A critical bug in the Reth execution client caused a portion of Ethereum nodes to stall this week, disrupting operations for those running the Paradigm-developed software.

Georgios Konstantopoulos, chief technology officer at crypto venture firm Paradigm, confirmed the issue in a post on X, saying the bug appeared at block 2327426 and affected Ethereum mainnet versions 1.6.0 and 1.4.8 of the client. Paradigm published recovery commands for node operators on its GitHub page but said it is still investigating the underlying cause.
Reth is Paradigm’s high-performance, Rust-based Ethereum execution client designed with modularity in mind. Execution clients play a central role in Ethereum’s architecture: they process transactions, apply state updates and compute the state root, the cryptographic summary that verifies account balances, smart contract storage and the global blockchain state. If a client computes the wrong state root, it cannot validate new blocks, leaving nodes unable to sync with the rest of the network.

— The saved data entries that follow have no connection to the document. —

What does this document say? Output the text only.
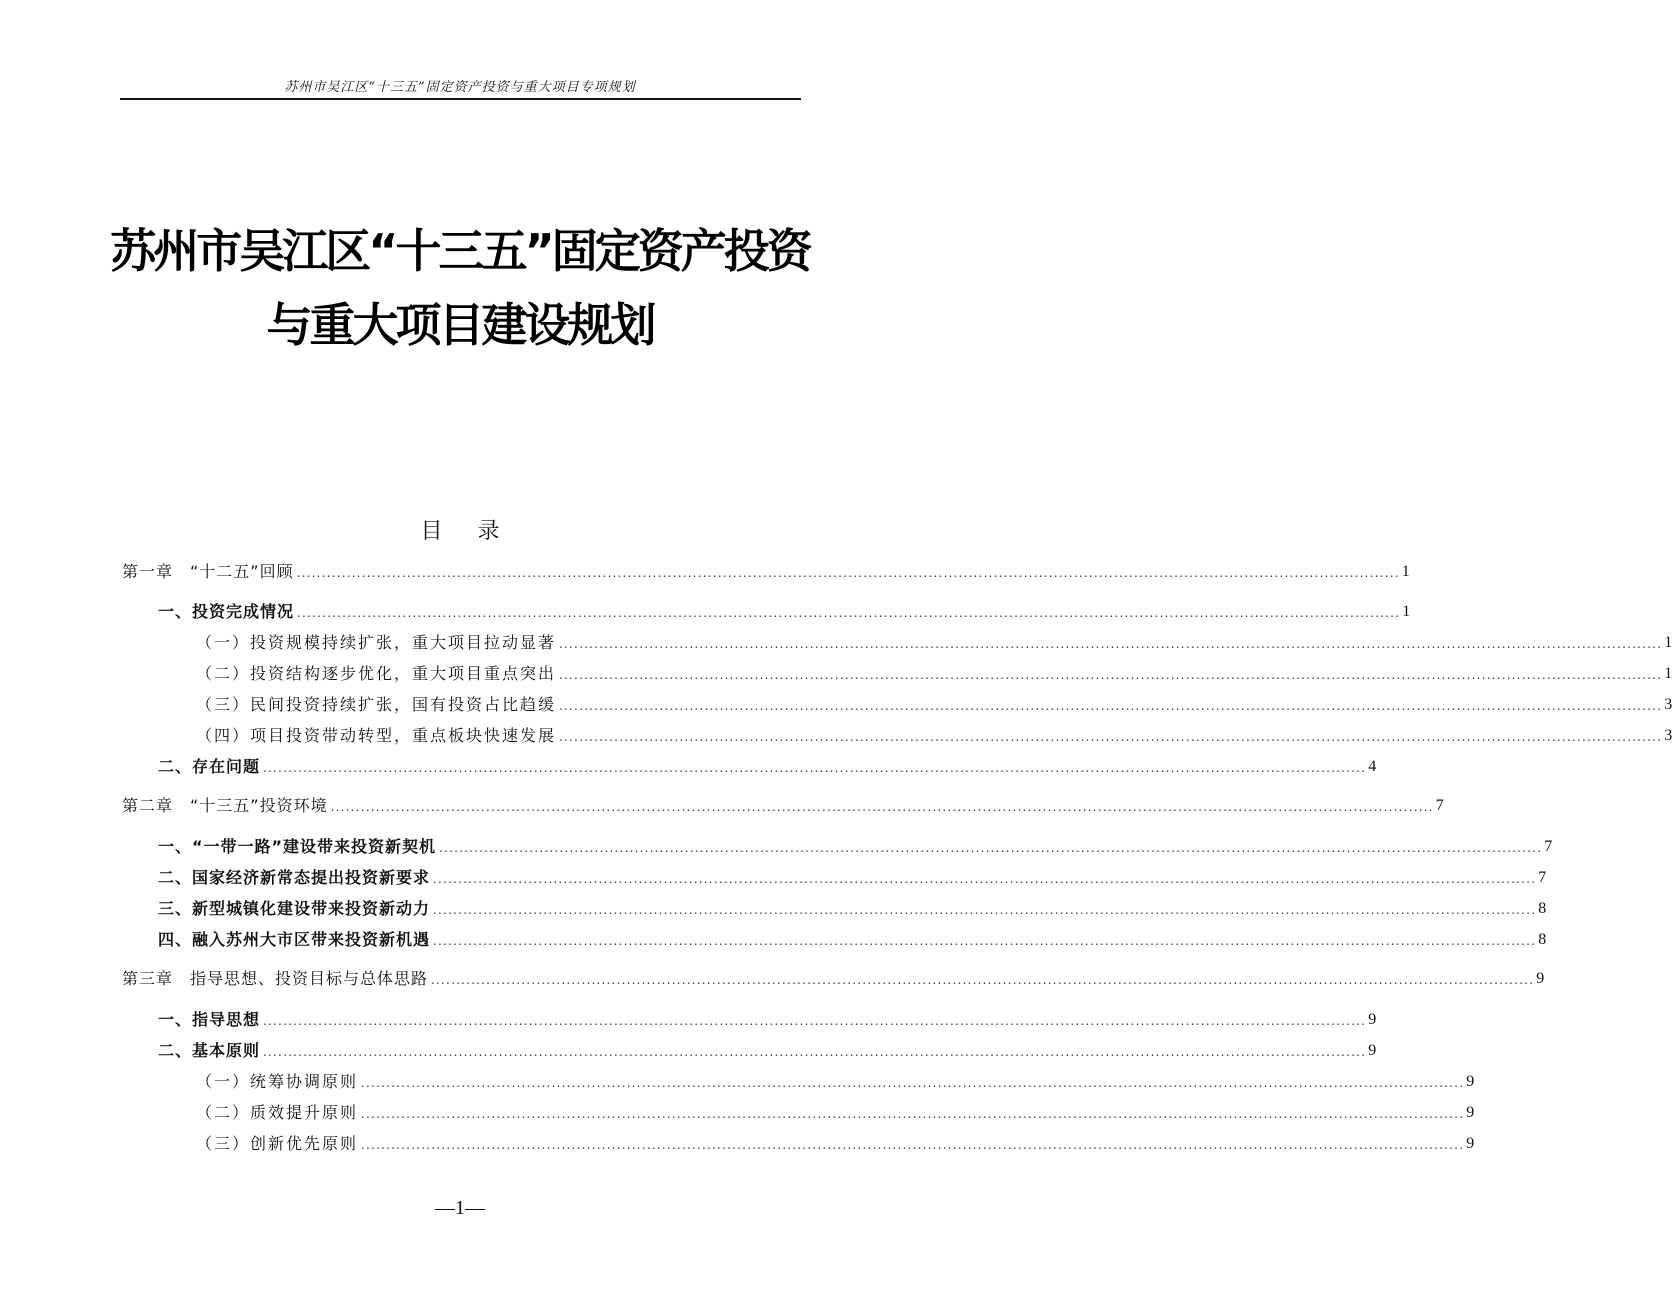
苏州市吴江区“十三五”固定资产投资与重大项目专项规划
苏州市吴江区“十三五”固定资产投资
与重大项目建设规划
目 录
第一章　“十二五”回顾 ............................................................................................................................................................................................................................ 1
一、投资完成情况 ............................................................................................................................................................................................................................ 1
（一）投资规模持续扩张，重大项目拉动显著 ............................................................................................................................................................................................................................ 1
（二）投资结构逐步优化，重大项目重点突出 ............................................................................................................................................................................................................................ 1
（三）民间投资持续扩张，国有投资占比趋缓 ............................................................................................................................................................................................................................ 3
（四）项目投资带动转型，重点板块快速发展 ............................................................................................................................................................................................................................ 3
二、存在问题 ............................................................................................................................................................................................................................ 4
第二章　“十三五”投资环境 ............................................................................................................................................................................................................................ 7
一、“一带一路”建设带来投资新契机 ............................................................................................................................................................................................................................ 7
二、国家经济新常态提出投资新要求 ............................................................................................................................................................................................................................ 7
三、新型城镇化建设带来投资新动力 ............................................................................................................................................................................................................................ 8
四、融入苏州大市区带来投资新机遇 ............................................................................................................................................................................................................................ 8
第三章　指导思想、投资目标与总体思路 ............................................................................................................................................................................................................................ 9
一、指导思想 ............................................................................................................................................................................................................................ 9
二、基本原则 ............................................................................................................................................................................................................................ 9
（一）统筹协调原则 ............................................................................................................................................................................................................................ 9
（二）质效提升原则 ............................................................................................................................................................................................................................ 9
（三）创新优先原则 ............................................................................................................................................................................................................................ 9
—1—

Despite the disruption, the incident had a limited impact on Ethereum as a whole. Reth currently accounts for just 5.4% of execution layer clients, according to Ethernodes data, with the majority of validators relying on more established clients like Geth, Nethermind and Besu.
The episode nonetheless highlights the risks of client diversity in Ethereum’s multi-client ecosystem. While Ethereum developers encourage adoption of alternative clients to reduce dependency on Geth, newer implementations such as Reth face greater scrutiny as they gain traction.
Paradigm has emphasized that Reth remains in active development and is not yet considered production-ready for critical infrastructure. Still, some node operators and staking providers have already begun experimenting with it as part of efforts to improve decentralization and resilience.
Konstantopoulos said Paradigm’s engineers are working on a patch to fix the bug and urged affected operators to follow the published recovery instructions. Ethereum’s mainnet continued functioning normally, underscoring the redundancy provided by its client diversity model.